Bromokriptin wird bei gleichzeitiger antihypertensiver Therapie sowie bei Vorliegen entsprechender Indikationen am Patienten vorsichtig eingesetzt.

  • Parkinsonismus mit Merkmalen einer geistigen Behinderung;
  • Hinweis in der Anamnese auf eine Magen-Darm-Blutung;
  • Erosiv-ulzeröse Infektionen des Gastrointestinaltraktes.

Während der Therapie ist eine regelmäßige Kontrolle des Allgemeinzustands und des arteriellen Blutdrucks erforderlich, um das Risiko (besonders in den ersten Tagen) für blutdrucksenkende Reaktionen zu erkennen.

Bei Dosisreduktion nehmen die meisten Nebenwirkungen von Bromokriptin in der Regel ab. In den Anfangsstadien der Behandlung ist es empfehlenswert, das Medikament eine Stunde vor der Nahrungsaufnahme einzunehmen.

Bei Langzeitanwendung von Bromokriptin bei Frauen mit regelmäßigem monatlichen Zyklus sollte einmal pro Jahr eine gynäkologische Untersuchung erfolgen; dies ist insbesondere durch zytologische Untersuchungen des Gebärmutterhalses und des Endometriums wünschenswert. Im Falle eines Eintritts in die Menopause wird die Diagnostik halbjährlich durchgeführt.

Die Bromokriptin-Therapie kann die Fertilität normalisieren; zur Verhinderung einer unerwünschten Schwangerschaft sind sichere nicht-hormonale Empfängnisverhütungsmittel erforderlich.

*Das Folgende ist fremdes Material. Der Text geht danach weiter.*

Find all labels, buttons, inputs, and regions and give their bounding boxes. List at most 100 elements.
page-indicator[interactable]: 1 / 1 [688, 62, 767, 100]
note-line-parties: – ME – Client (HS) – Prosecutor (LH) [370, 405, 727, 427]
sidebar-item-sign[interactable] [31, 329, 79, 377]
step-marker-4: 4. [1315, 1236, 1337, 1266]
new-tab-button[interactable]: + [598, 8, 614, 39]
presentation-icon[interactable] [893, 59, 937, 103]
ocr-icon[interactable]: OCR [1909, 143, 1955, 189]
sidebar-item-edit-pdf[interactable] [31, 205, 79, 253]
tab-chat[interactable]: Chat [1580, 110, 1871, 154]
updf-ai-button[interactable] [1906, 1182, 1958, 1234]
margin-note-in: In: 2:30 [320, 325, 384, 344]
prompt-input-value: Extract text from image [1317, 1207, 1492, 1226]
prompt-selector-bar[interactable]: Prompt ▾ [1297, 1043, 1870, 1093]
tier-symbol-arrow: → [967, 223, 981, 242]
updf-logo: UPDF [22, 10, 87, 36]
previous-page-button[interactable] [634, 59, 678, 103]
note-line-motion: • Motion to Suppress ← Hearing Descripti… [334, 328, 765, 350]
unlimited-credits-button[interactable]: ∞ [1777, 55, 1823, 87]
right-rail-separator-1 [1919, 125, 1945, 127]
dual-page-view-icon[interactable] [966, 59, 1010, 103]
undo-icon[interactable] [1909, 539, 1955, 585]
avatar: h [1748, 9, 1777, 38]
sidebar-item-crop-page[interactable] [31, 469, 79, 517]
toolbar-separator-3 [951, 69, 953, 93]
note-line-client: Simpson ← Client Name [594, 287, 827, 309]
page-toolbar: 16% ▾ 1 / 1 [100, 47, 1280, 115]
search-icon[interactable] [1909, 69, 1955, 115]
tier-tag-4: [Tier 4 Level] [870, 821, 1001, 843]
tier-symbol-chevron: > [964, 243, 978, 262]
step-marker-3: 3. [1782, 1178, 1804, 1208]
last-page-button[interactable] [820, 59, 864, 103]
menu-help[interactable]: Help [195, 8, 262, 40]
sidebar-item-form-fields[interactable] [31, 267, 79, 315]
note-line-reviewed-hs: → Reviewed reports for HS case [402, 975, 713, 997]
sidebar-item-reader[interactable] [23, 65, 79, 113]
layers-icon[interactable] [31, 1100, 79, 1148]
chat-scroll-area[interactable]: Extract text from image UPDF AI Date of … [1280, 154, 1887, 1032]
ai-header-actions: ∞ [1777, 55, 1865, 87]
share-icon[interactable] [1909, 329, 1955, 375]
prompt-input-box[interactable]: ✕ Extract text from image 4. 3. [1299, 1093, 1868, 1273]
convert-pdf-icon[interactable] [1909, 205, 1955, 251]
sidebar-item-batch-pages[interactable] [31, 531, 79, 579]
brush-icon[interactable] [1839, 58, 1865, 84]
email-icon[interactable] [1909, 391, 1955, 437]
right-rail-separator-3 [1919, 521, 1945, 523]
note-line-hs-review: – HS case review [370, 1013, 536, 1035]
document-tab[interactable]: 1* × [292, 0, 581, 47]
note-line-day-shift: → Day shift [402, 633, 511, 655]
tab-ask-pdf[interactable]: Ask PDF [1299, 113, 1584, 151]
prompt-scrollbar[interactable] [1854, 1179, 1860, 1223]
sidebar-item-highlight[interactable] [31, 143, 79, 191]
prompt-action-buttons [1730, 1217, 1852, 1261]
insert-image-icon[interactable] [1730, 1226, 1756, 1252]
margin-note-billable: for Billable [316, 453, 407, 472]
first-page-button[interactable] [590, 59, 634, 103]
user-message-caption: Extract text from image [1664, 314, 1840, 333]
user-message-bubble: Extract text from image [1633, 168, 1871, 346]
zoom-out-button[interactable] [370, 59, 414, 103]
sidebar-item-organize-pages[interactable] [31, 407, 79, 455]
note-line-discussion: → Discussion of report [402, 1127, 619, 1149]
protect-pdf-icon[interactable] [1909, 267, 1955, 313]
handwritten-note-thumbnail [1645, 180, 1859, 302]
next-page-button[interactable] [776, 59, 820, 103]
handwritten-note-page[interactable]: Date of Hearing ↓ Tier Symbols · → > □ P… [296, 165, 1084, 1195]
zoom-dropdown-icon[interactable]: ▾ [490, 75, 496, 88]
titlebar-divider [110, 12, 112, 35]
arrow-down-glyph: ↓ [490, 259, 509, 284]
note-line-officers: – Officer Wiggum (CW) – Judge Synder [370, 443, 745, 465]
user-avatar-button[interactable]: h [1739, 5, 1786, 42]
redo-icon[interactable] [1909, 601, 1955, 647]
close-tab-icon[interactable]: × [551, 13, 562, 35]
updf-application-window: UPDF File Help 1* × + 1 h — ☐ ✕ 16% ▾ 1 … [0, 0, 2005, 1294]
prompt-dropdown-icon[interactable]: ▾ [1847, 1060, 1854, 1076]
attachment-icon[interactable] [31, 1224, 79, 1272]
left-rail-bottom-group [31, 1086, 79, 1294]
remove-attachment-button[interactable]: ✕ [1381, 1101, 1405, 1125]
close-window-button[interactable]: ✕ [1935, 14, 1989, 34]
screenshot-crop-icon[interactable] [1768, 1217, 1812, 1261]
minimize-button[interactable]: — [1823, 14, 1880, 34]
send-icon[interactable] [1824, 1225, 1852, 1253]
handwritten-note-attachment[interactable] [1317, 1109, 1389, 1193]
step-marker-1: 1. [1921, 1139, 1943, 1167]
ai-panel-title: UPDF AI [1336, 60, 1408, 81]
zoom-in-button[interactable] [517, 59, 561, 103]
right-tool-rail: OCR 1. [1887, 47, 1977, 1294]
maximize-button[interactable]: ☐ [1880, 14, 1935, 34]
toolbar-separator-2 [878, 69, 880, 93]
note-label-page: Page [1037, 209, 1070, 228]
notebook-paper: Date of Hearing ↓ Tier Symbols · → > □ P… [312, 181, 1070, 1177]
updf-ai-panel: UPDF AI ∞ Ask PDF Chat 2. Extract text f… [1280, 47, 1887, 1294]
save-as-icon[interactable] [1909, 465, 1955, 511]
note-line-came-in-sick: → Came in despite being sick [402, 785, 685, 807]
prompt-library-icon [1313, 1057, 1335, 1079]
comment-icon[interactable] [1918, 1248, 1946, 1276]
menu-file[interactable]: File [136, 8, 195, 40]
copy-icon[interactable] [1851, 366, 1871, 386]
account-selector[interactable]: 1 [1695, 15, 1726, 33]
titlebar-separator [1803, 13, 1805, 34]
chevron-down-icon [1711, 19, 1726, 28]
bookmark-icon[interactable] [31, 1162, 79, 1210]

Bei Hypophysenadenomen mit signifikanter Größenzunahme des Türkensattels und Sehfelddefekten ist die Anwendung des Präparats nur bei chirurgischer Therapieineffektivität oder radiologischer Behandlung indiziert.

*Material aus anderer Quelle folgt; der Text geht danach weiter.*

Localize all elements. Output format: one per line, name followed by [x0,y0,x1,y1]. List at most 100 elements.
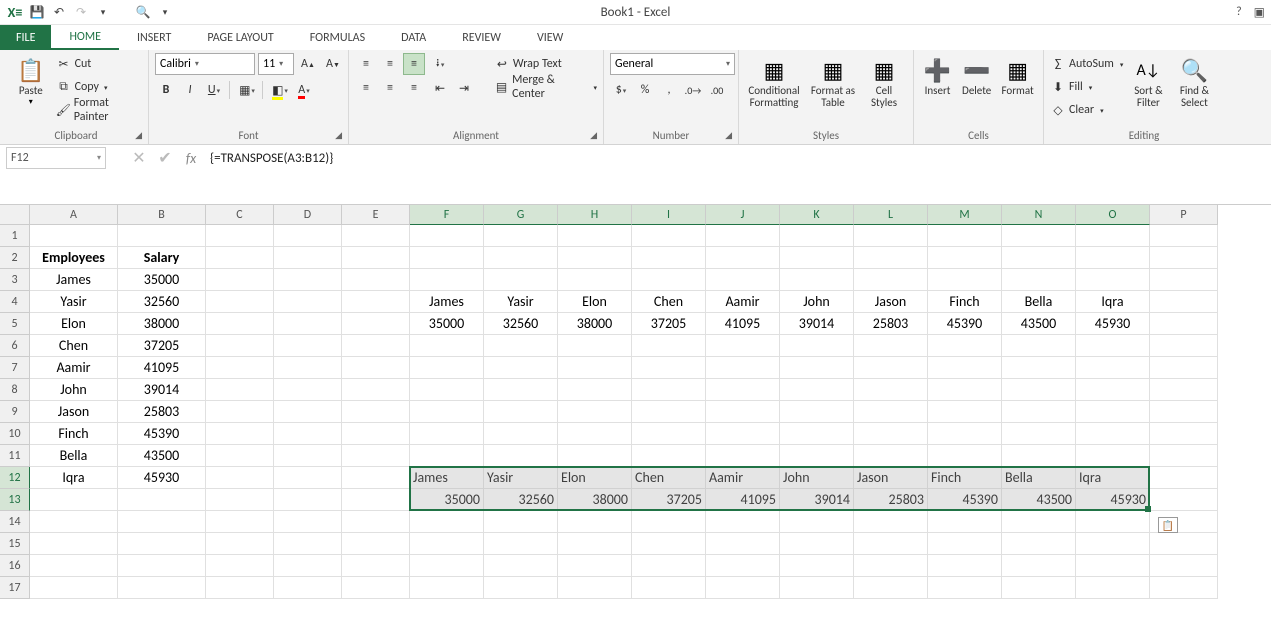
cell-A14[interactable] [30,511,118,533]
cell-N4[interactable]: Bella [1002,291,1076,313]
cell-A3[interactable]: James [30,269,118,291]
cell-N8[interactable] [1002,379,1076,401]
cell-P3[interactable] [1150,269,1218,291]
cell-G13[interactable]: 32560 [484,489,558,511]
cell-P16[interactable] [1150,555,1218,577]
cell-K2[interactable] [780,247,854,269]
col-header-G[interactable]: G [484,205,558,225]
shrink-font-icon[interactable]: A▼ [322,53,344,75]
cell-L3[interactable] [854,269,928,291]
cell-F9[interactable] [410,401,484,423]
cell-B9[interactable]: 25803 [118,401,206,423]
cell-F6[interactable] [410,335,484,357]
cell-L11[interactable] [854,445,928,467]
cell-D6[interactable] [274,335,342,357]
align-middle-icon[interactable]: ≡ [379,53,401,75]
cell-M2[interactable] [928,247,1002,269]
grow-font-icon[interactable]: A▲ [297,53,319,75]
increase-indent-icon[interactable]: ⇥ [453,77,475,99]
row-header-12[interactable]: 12 [0,467,30,489]
fill-button[interactable]: ⬇Fill▾ [1050,76,1123,98]
cell-K8[interactable] [780,379,854,401]
decrease-decimal-icon[interactable]: .00 [706,79,728,101]
cell-E1[interactable] [342,225,410,247]
cell-A1[interactable] [30,225,118,247]
cell-J11[interactable] [706,445,780,467]
cell-H6[interactable] [558,335,632,357]
row-header-7[interactable]: 7 [0,357,30,379]
cell-B14[interactable] [118,511,206,533]
paste-button[interactable]: 📋 Paste ▾ [10,53,52,123]
cell-O13[interactable]: 45930 [1076,489,1150,511]
cell-G14[interactable] [484,511,558,533]
cell-L17[interactable] [854,577,928,599]
cell-L9[interactable] [854,401,928,423]
cell-M16[interactable] [928,555,1002,577]
cell-K6[interactable] [780,335,854,357]
cell-D12[interactable] [274,467,342,489]
cell-A15[interactable] [30,533,118,555]
cell-D2[interactable] [274,247,342,269]
row-header-3[interactable]: 3 [0,269,30,291]
cell-K16[interactable] [780,555,854,577]
cell-C12[interactable] [206,467,274,489]
cell-L8[interactable] [854,379,928,401]
row-header-13[interactable]: 13 [0,489,30,511]
cell-K4[interactable]: John [780,291,854,313]
cell-I9[interactable] [632,401,706,423]
cell-H13[interactable]: 38000 [558,489,632,511]
cell-E14[interactable] [342,511,410,533]
cell-I14[interactable] [632,511,706,533]
cell-H1[interactable] [558,225,632,247]
col-header-A[interactable]: A [30,205,118,225]
cell-J7[interactable] [706,357,780,379]
cell-B3[interactable]: 35000 [118,269,206,291]
cut-button[interactable]: ✂Cut [56,53,142,75]
insert-function-icon[interactable]: fx [178,147,204,169]
currency-button[interactable]: $ [610,79,632,101]
cell-G9[interactable] [484,401,558,423]
save-icon[interactable]: 💾 [28,3,46,21]
delete-cells-button[interactable]: ➖Delete [959,53,994,123]
cell-P1[interactable] [1150,225,1218,247]
cell-M10[interactable] [928,423,1002,445]
format-as-table-button[interactable]: ▦Format as Table [807,53,859,123]
cell-P13[interactable] [1150,489,1218,511]
cell-D4[interactable] [274,291,342,313]
cell-G4[interactable]: Yasir [484,291,558,313]
cell-M9[interactable] [928,401,1002,423]
cell-F11[interactable] [410,445,484,467]
font-color-button[interactable]: A [293,79,315,101]
cell-K9[interactable] [780,401,854,423]
col-header-K[interactable]: K [780,205,854,225]
cell-N5[interactable]: 43500 [1002,313,1076,335]
cell-N13[interactable]: 43500 [1002,489,1076,511]
cell-G10[interactable] [484,423,558,445]
cell-A9[interactable]: Jason [30,401,118,423]
cell-P15[interactable] [1150,533,1218,555]
align-left-icon[interactable]: ≡ [355,77,377,99]
cell-O8[interactable] [1076,379,1150,401]
cell-A16[interactable] [30,555,118,577]
cell-N14[interactable] [1002,511,1076,533]
merge-center-button[interactable]: ▤Merge & Center▾ [494,76,597,98]
cell-L12[interactable]: Jason [854,467,928,489]
cell-F8[interactable] [410,379,484,401]
font-size-combo[interactable]: 11▾ [258,53,294,75]
cancel-formula-icon[interactable]: ✕ [126,147,152,169]
cell-C14[interactable] [206,511,274,533]
cell-L5[interactable]: 25803 [854,313,928,335]
undo-icon[interactable]: ↶ [50,3,68,21]
cell-J1[interactable] [706,225,780,247]
cell-M7[interactable] [928,357,1002,379]
cell-F13[interactable]: 35000 [410,489,484,511]
cell-G17[interactable] [484,577,558,599]
cell-B2[interactable]: Salary [118,247,206,269]
row-header-9[interactable]: 9 [0,401,30,423]
col-header-D[interactable]: D [274,205,342,225]
col-header-L[interactable]: L [854,205,928,225]
cell-J16[interactable] [706,555,780,577]
col-header-N[interactable]: N [1002,205,1076,225]
cell-G1[interactable] [484,225,558,247]
align-bottom-icon[interactable]: ≡ [403,53,425,75]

Vor der Bromokriptin-Therapie bei Mastopathie muss ein malignes Neoplasma vollständig ausgeschlossen werden.

Die Kombination von Bromokriptin und Levodopa kann bei Parkinsonismus und Zitterlähmung den klinischen Effekt steigern, was eine Dosisreduktion oder vollständige Einstellung der Levodopa ermöglicht; dies ist besonders wichtig für Patienten, bei denen die Levodopa-Therapie keinen stabilen Effekt erzielt oder motorische Störungen verursacht.

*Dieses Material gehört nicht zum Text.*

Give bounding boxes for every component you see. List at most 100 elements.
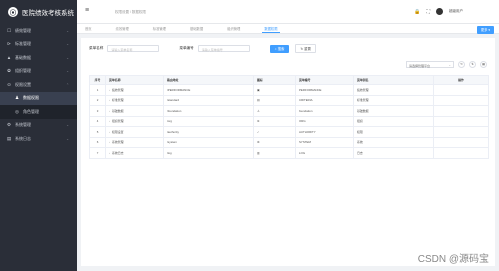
tab-home[interactable]: 首页: [83, 25, 94, 32]
sidebar-item-label: 系统日志: [15, 135, 31, 141]
sidebar-item-org[interactable]: ✿ 组织管理 ⌄: [0, 65, 77, 79]
expand-icon[interactable]: ›: [109, 109, 110, 113]
logo-icon: ⦿: [8, 7, 18, 17]
sidebar-item-label: 系统管理: [15, 122, 31, 128]
row-name: 系统管理: [111, 140, 124, 145]
row-icon: ▤: [253, 94, 296, 106]
row-actions[interactable]: [433, 136, 489, 148]
menu-table: 序号 菜单名称 路由地址 图标 菜单编号 菜单别名 操作 1 › 绩效管理 /PE…: [89, 75, 489, 159]
sidebar-item-authority[interactable]: ⊙ 权限设置 ⌃: [0, 78, 77, 92]
sidebar-item-label: 角色管理: [23, 108, 39, 114]
columns-icon[interactable]: ▦: [480, 61, 487, 68]
table-header-row: 序号 菜单名称 路由地址 图标 菜单编号 菜单别名 操作: [89, 75, 489, 85]
col-alias: 菜单别名: [353, 75, 434, 85]
expand-icon[interactable]: ›: [109, 140, 110, 144]
row-alias: 组织: [353, 115, 434, 127]
tab-data-permission[interactable]: 数据权限: [262, 25, 280, 33]
platform-select[interactable]: 请选择管理平台 ⌄: [406, 61, 454, 68]
row-no: 7: [89, 147, 106, 159]
expand-icon[interactable]: ›: [109, 98, 110, 102]
row-actions[interactable]: [433, 105, 489, 117]
user-name[interactable]: 超级用户: [449, 9, 463, 14]
row-actions[interactable]: [433, 147, 489, 159]
row-icon: ⚙: [253, 136, 296, 148]
row-code: ORG: [295, 115, 354, 127]
chevron-down-icon: ⌄: [448, 63, 451, 67]
table-row[interactable]: 3 › 基础数据 /foundation ♙ foundation 基础数据: [89, 105, 489, 117]
row-name: 基础数据: [111, 108, 124, 113]
table-row[interactable]: 1 › 绩效管理 /PERFORMANCE ▣ PERFORMANCE 绩效管理: [89, 84, 489, 96]
brand[interactable]: ⦿ 医院绩效考核系统: [0, 0, 77, 24]
col-name: 菜单名称: [105, 75, 164, 85]
breadcrumb: 权限设置 / 数据权限: [115, 10, 146, 14]
row-alias: 系统: [353, 136, 434, 148]
main-content: 菜单名称 请输入菜单名称 菜单编号 请输入菜单编号 ⌕ 搜索 ↻ 重置 请选择管…: [81, 38, 495, 266]
sidebar-item-data-permission[interactable]: ♟ 数据权限: [0, 91, 77, 105]
fullscreen-icon[interactable]: ⛶: [426, 9, 430, 15]
table-row[interactable]: 5 › 权限设置 /authority ✓ AUTHORITY 权限: [89, 126, 489, 138]
sidebar-item-roles[interactable]: ◎ 角色管理: [0, 105, 77, 119]
expand-icon[interactable]: ›: [109, 119, 110, 123]
chevron-down-icon: ⌄: [66, 136, 69, 141]
chevron-down-icon: ⌄: [66, 123, 69, 128]
sidebar-item-label: 绩效管理: [15, 27, 31, 33]
sidebar-item-standard[interactable]: ⊳ 标准管理 ⌄: [0, 38, 77, 52]
sidebar-item-foundation[interactable]: ▲ 基础数据 ⌄: [0, 51, 77, 65]
row-alias: 标准管理: [353, 94, 434, 106]
row-path: /org: [163, 115, 254, 127]
row-path: /foundation: [163, 105, 254, 117]
table-row[interactable]: 7 › 系统日志 /log ▥ LOG 日志: [89, 147, 489, 159]
row-actions[interactable]: [433, 94, 489, 106]
col-no: 序号: [89, 75, 106, 85]
sidebar-item-performance[interactable]: ☐ 绩效管理 ⌄: [0, 24, 77, 38]
table-row[interactable]: 4 › 组织管理 /org ⊗ ORG 组织: [89, 115, 489, 127]
sidebar: ⦿ 医院绩效考核系统 ☐ 绩效管理 ⌄ ⊳ 标准管理 ⌄ ▲ 基础数据 ⌄ ✿ 组织管理 ⌄ ⊙…: [0, 0, 77, 271]
menu-name-label: 菜单名称: [89, 46, 104, 50]
row-actions[interactable]: [433, 126, 489, 138]
app-title: 医院绩效考核系统: [22, 10, 74, 17]
table-row[interactable]: 2 › 标准管理 /standard ▤ CRITERIA 标准管理: [89, 94, 489, 106]
row-code: LOG: [295, 147, 354, 159]
submenu-authority: ♟ 数据权限 ◎ 角色管理: [0, 91, 77, 119]
platform-select-value: 请选择管理平台: [409, 63, 431, 68]
row-no: 4: [89, 115, 106, 127]
refresh-icon[interactable]: ↻: [458, 61, 465, 68]
sidebar-item-log[interactable]: ▤ 系统日志 ⌄: [0, 132, 77, 146]
menu-toggle-icon[interactable]: ≡: [85, 7, 89, 14]
sidebar-item-label: 标准管理: [15, 41, 31, 47]
gear-icon: ⚙: [6, 122, 12, 128]
col-path: 路由地址: [163, 75, 254, 85]
tab-standard[interactable]: 标准管理: [151, 25, 168, 32]
menu-code-input[interactable]: 请输入菜单编号: [197, 45, 250, 52]
sidebar-item-system[interactable]: ⚙ 系统管理 ⌄: [0, 119, 77, 133]
row-actions[interactable]: [433, 84, 489, 96]
sidebar-item-label: 组织管理: [15, 68, 31, 74]
tab-org[interactable]: 组织管理: [225, 25, 242, 32]
row-name-cell: › 组织管理: [105, 115, 164, 127]
col-actions: 操作: [433, 75, 489, 85]
tab-bar: 首页 绩效管理 标准管理 基础数据 组织管理 数据权限 更多 ▾: [77, 24, 499, 34]
tab-foundation[interactable]: 基础数据: [188, 25, 205, 32]
table-row[interactable]: 6 › 系统管理 /system ⚙ SYSTEM 系统: [89, 136, 489, 148]
expand-icon[interactable]: ›: [109, 130, 110, 134]
avatar[interactable]: [436, 8, 443, 15]
row-path: /authority: [163, 126, 254, 138]
row-name: 绩效管理: [111, 87, 124, 92]
row-alias: 绩效管理: [353, 84, 434, 96]
menu-name-input[interactable]: 请输入菜单名称: [107, 45, 160, 52]
lock-icon[interactable]: 🔒: [414, 9, 420, 15]
toggle-search-icon[interactable]: ⇅: [469, 61, 476, 68]
top-header: ≡ 权限设置 / 数据权限 🔒 ⛶ 超级用户: [77, 0, 499, 24]
reset-button[interactable]: ↻ 重置: [295, 44, 316, 53]
tab-performance[interactable]: 绩效管理: [114, 25, 131, 32]
row-code: SYSTEM: [295, 136, 354, 148]
org-icon: ✿: [7, 68, 11, 74]
search-button[interactable]: ⌕ 搜索: [269, 44, 290, 53]
header-actions: 🔒 ⛶ 超级用户: [414, 8, 463, 15]
expand-icon[interactable]: ›: [109, 151, 110, 155]
row-actions[interactable]: [433, 115, 489, 127]
expand-icon[interactable]: ›: [109, 88, 110, 92]
row-icon: ✓: [253, 126, 296, 138]
row-name-cell: › 系统日志: [105, 147, 164, 159]
tabs-more-button[interactable]: 更多 ▾: [476, 25, 494, 34]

Patienten sollten von der Einnahme von Bromokriptin abgeraten werden, wenn sie potenziell gefährliche Tätigkeiten ausüben, die schnelle psychomotorische Reaktionen und erhöhte Konzentration erfordern.

Die Analoga

Zu den Bromokriptin-Analoga gehören: Abergin, Parlodel, Bromergon, Bromokriptin-KW sowie Bromokriptin-Richter.

Lagerungsfristen und -bedingungen

Das Haltbarkeitsdatum beträgt 3 Jahre bei Lagerung an einem trockenen, dunklen Ort bei einer Temperatur von 2–8 °C; das Präparat muss vor Kindern geschützt aufbewahrt werden.

Preise in Online-Apotheken

Der Name des Arzneimittels

Der Preis

Die Apotheke

Bromkriptin tbl 2,5 mg №30, Gedeon Richter

339 Rubel

Zum Kauf

Netzwerk der Moskauer Apotheken IFK Das Netzwerk der Moskauer Apotheken IFK
Ob Sie wissen:

Das Hustenmittel „Terpinkod" ist einer der Verkaufsführer, ganz unabhängig von den Heileigenschaften.